I’m not a legal expert, but prosecuting doctors sounds pretty much to me like attacking elements of Roe v. Wade (or even Casey). This version of events (not the one Douthat or Freddoso supplies) lends weight to Obama’s argument that the bill was an attempt by religious right in Illinois (under Republican rule at the time) to drive a wedge, forcing Democrats to either vote in favor of a bill that contained provisions they disagreed with OR be labeled as child killers. Which is exactly what is now of course happening, again lending credence to Obama’s rebuttal.

So whether or not Obama was correct with the precise issue of the neutrality element of the Roe v. Wade charge vis a vis comparing the Illinois Law of 2003 versus the Federal Senate 2002 Legislation and/or the Illinois 2005 Law (which passed after Obama had gone to the US Senate), his basic counterpoint seems to hold. i.e. That he voted due to the inclusion of other elements in the bill (not the life saving treatment piece), believed the law already (correctly) protected aborted fetuses who survive, and therefore to call him infanticidial is disgusting.

[Sidenote: Has anyone figured out whether the interpretation of the 1975 Illinois law did in fact already protect viable fetuses? If so, that pretty much would end from a rational pov this whole discussion–of course it’s not rational and not intended to be so (when you call a guy a baby killer in a political campaign rationality has long since gone bye bye).]

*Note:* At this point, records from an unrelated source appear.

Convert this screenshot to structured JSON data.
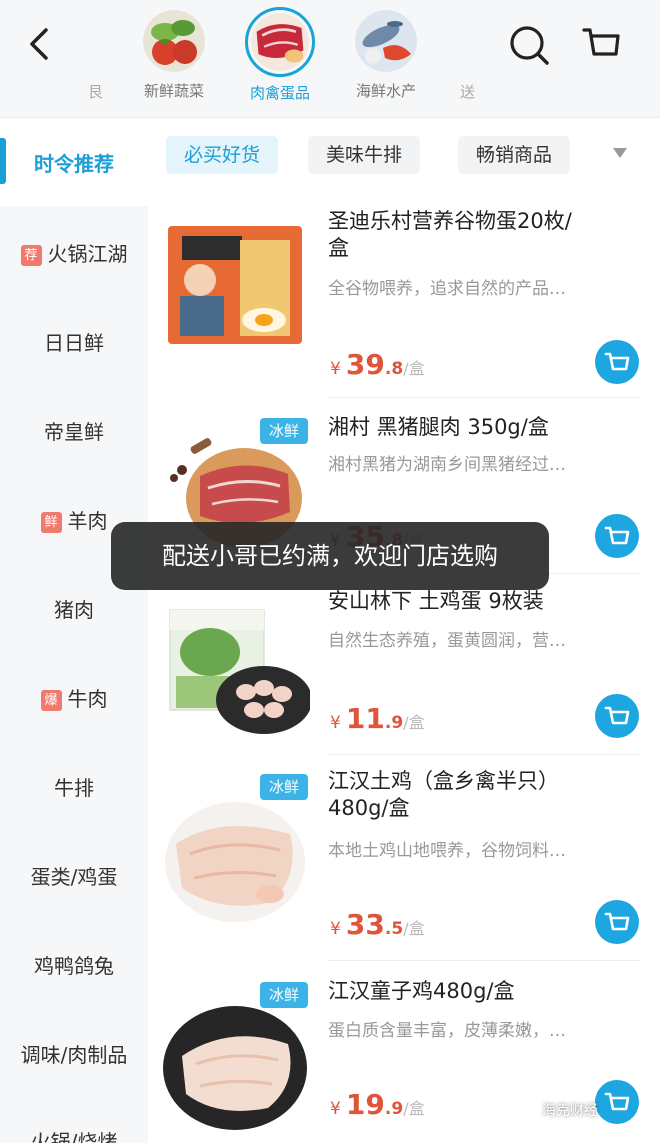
{
  "header": {
    "categories": [
      {
        "label": "新鲜蔬菜",
        "icon": "vegetables-icon",
        "active": false
      },
      {
        "label": "肉禽蛋品",
        "icon": "meat-icon",
        "active": true
      },
      {
        "label": "海鲜水产",
        "icon": "seafood-icon",
        "active": false
      }
    ],
    "left_edge_label": "艮",
    "right_edge_label": "送"
  },
  "sidebar": {
    "active": "时令推荐",
    "items": [
      {
        "label": "火锅江湖",
        "tag": "荐"
      },
      {
        "label": "日日鲜",
        "tag": ""
      },
      {
        "label": "帝皇鲜",
        "tag": ""
      },
      {
        "label": "羊肉",
        "tag": "鲜"
      },
      {
        "label": "猪肉",
        "tag": ""
      },
      {
        "label": "牛肉",
        "tag": "爆"
      },
      {
        "label": "牛排",
        "tag": ""
      },
      {
        "label": "蛋类/鸡蛋",
        "tag": ""
      },
      {
        "label": "鸡鸭鸽兔",
        "tag": ""
      },
      {
        "label": "调味/肉制品",
        "tag": ""
      },
      {
        "label": "火锅/烧烤",
        "tag": ""
      }
    ]
  },
  "subtabs": [
    {
      "label": "必买好货",
      "active": true
    },
    {
      "label": "美味牛排",
      "active": false
    },
    {
      "label": "畅销商品",
      "active": false
    }
  ],
  "products": [
    {
      "name_line1": "圣迪乐村营养谷物蛋20枚/",
      "name_line2": "盒",
      "desc": "全谷物喂养，追求自然的产品…",
      "badge": "",
      "currency": "¥",
      "price_int": "39",
      "price_dec": ".8",
      "unit": "/盒"
    },
    {
      "name_line1": "湘村 黑猪腿肉 350g/盒",
      "name_line2": "",
      "desc": "湘村黑猪为湖南乡间黑猪经过…",
      "badge": "冰鲜",
      "currency": "¥",
      "price_int": "35",
      "price_dec": ".8",
      "unit": "/盒"
    },
    {
      "name_line1": "安山林下 土鸡蛋 9枚装",
      "name_line2": "",
      "desc": "自然生态养殖，蛋黄圆润，营…",
      "badge": "",
      "currency": "¥",
      "price_int": "11",
      "price_dec": ".9",
      "unit": "/盒"
    },
    {
      "name_line1": "江汉土鸡（盒乡禽半只）",
      "name_line2": "480g/盒",
      "desc": "本地土鸡山地喂养，谷物饲料…",
      "badge": "冰鲜",
      "currency": "¥",
      "price_int": "33",
      "price_dec": ".5",
      "unit": "/盒"
    },
    {
      "name_line1": "江汉童子鸡480g/盒",
      "name_line2": "",
      "desc": "蛋白质含量丰富，皮薄柔嫩，…",
      "badge": "冰鲜",
      "currency": "¥",
      "price_int": "19",
      "price_dec": ".9",
      "unit": "/盒"
    }
  ],
  "toast": "配送小哥已约满，欢迎门店选购",
  "watermark": "海克财经",
  "colors": {
    "accent": "#1a9fd6",
    "price": "#e0543a",
    "tag": "#f07a6e",
    "badge": "#3bb3e6"
  }
}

And this gets I think to a central point (to bring it back to Douthat’s original assertions). If from the pro-life end, the rhetorical maneuver is to argue when the fetus/infant has rights, then it is legitimate I think to ask (in reverse): if one holds that the fetus has rights then such an individual needs to answer what s/he legitimately thinks are appropriate legal measures in response to having said rights violated. i.e. Should women who perform abortions be put in jail? Doctors? Or not jail time but fines? And if jail times, what lengths would be appropriate–felony? misdemeanor? Three strikes and your out? Multiple infractions leading to felony charge? Obviously if an individual has rights and those rights are infringed/violated then it is incumbent upon society to restore justice to the legal and moral order.

As someone who (like the majority of the US population) does not think abortion should be made illegal but also favors a series of fairly strict restrictions–like Obama for example no third trimester abortions unless the life of the mother is involved–this is why I get so turned off by the (so-called) pro-life movement. As a Christian to boot I find it so repugnant. That it’s politicized only adds another layer of putridness to the issue.

Obama is more pro-choice than I want him to be (than I myself am), though he has seriously considered a pro-life VP (in Tim Kaine) which I think is a good thing. Nevertheless his position on abortion is not mine. I find his talk about reducing abortions as a common ground actually sincere (as opposed to nice political talk), has included more pro-life language in the Democratic Platform. And instead of getting a nod or two, is accused of murdering infants.

Really? People really think he wants surviving babies to die? A guy who has kids? And people wonder why we never will get to any non-insane discourse on the subject. And this is where anyone who wants to question elements of abortion is immediately (and not without sadly some reason) decried as a lunatic. Because of these fringe nutjobs. Again I find thoroughly disappointing that Douthat amplified this.

I have a great deal of respect for individuals who legitimately oppose abortion. That discussion can be had. But this is pathetic and does nothing but further undermine their own efforts and debase our culture.